The meeting of 7 November 1250 was held at Inverkeithing Parish Church in Inverkeithing, Scotland, and by this time had reached national importance. For the final sentence, the verdict was pronounced by Robert de Keldeleth, Lord Chancellor of Scotland, Abbot of Dunfermline, and chaplain of the Pope, as well as Sir Robert, treasurer of the church of Dunkeld. Church records of the day are as follows (English translation from Latin):In the parish church of Inverkeithing (FIF), on the morrows of St Leonard, A.D. 1250, in the presence of Robert, lord abbot of Dunfermline, chaplain of the lord pope and chancellor of the lord king of Scotland, and Sir Robert, treasurer of the church of Dunkeld, by apostolic authority between the lord prior and convent of St Andrews on one side, and Master Adam of Makerston, acting as provost of the city of St Andrews, and the Céli De acting as canons, and their vicars on the other.
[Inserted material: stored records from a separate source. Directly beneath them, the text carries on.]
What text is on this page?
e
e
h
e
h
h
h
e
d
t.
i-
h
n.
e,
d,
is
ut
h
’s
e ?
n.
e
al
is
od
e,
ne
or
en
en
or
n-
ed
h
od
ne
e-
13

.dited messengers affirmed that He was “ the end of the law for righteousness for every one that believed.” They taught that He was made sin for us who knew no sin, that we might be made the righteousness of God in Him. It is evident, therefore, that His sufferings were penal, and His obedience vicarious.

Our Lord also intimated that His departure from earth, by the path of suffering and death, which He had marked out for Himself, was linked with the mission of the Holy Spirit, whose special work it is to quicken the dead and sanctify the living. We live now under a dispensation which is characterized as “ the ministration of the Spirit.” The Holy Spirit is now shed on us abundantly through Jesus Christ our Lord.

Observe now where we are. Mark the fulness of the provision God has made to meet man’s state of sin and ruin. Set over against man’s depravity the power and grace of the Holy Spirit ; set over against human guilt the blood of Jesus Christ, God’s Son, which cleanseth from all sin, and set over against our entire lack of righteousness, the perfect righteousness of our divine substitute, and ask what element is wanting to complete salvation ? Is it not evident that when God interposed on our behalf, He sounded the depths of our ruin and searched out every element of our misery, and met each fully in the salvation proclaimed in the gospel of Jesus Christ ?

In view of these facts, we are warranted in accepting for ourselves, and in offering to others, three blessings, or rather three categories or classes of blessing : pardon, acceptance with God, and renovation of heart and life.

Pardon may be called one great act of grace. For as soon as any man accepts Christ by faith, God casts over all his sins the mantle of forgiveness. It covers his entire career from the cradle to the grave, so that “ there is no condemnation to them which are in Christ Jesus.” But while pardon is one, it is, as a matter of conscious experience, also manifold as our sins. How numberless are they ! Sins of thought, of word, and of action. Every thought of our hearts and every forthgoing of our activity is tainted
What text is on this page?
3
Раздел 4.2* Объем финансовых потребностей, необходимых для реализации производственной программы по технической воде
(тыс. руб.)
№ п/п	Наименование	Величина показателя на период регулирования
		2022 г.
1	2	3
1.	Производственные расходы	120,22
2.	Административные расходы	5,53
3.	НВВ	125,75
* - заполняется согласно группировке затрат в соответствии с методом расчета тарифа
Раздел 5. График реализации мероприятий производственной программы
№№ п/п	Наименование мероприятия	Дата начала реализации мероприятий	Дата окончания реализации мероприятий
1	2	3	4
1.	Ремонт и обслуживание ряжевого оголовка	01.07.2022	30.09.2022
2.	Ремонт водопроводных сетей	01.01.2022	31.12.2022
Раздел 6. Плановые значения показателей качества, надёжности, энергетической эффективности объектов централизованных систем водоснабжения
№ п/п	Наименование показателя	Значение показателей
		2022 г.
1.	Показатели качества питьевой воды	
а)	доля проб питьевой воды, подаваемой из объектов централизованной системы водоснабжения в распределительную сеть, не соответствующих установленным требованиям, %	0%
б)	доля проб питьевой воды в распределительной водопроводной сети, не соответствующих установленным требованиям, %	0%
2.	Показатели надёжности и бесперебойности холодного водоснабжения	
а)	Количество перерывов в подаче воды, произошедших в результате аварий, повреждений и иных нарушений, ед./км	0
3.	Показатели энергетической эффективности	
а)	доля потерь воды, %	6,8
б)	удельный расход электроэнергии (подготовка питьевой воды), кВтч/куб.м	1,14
The aforesaid day was made available for the public settlement upheld by the priors of St Oswald and Kirkham for Master Adam of Makerston, Richard Veyrement, William Wischard, Robert de l’Isle, Patrick of Muckhart, Michael Ruffus, Michael Niger, and any other Céli De acting as canons, and other disobedients and rebels of the church of St Mary of St Andrews, and for the enquiries of whether the said Céli De and the vicars had celebrated divine services as bound, and for the statues which the canons shall be under premise. The said abbot and treasurer have published this sentence of the said priors of St Oswald and Kirkham concerning the inquisition made; they have admitted witnesses, and have made this be recorded. They have also made available Saturday, after the feast of St Andrews in the church of the Friars Preachers of Perth for the publication of the attestations, for the calling together of witnesses and testimonies and for proceeding according to the papal mandate. The said judges are permitted to inflict a just penalty upon the said provost and the Céli De on account of their contumacy, and also to postpone up to the said day.The Culdees were found to be in the wrong; their sentence was expulsion. This sentence was deferred for a short time as they did not come forward to the meeting.

== Legacy ==
According to Robert Sibbald (1710), having faced expulsion in St Andrews following the Scottish Catholic-Culdees dispute of 1250, the Culdees, as a distinct body of worshipper, ceased to exist. In his History of Fife (1710), he writes: "the religious controversy which had long subsisted between those who held to the Culdee form of worship and those who adhered to Rome, was this year [1250] settled".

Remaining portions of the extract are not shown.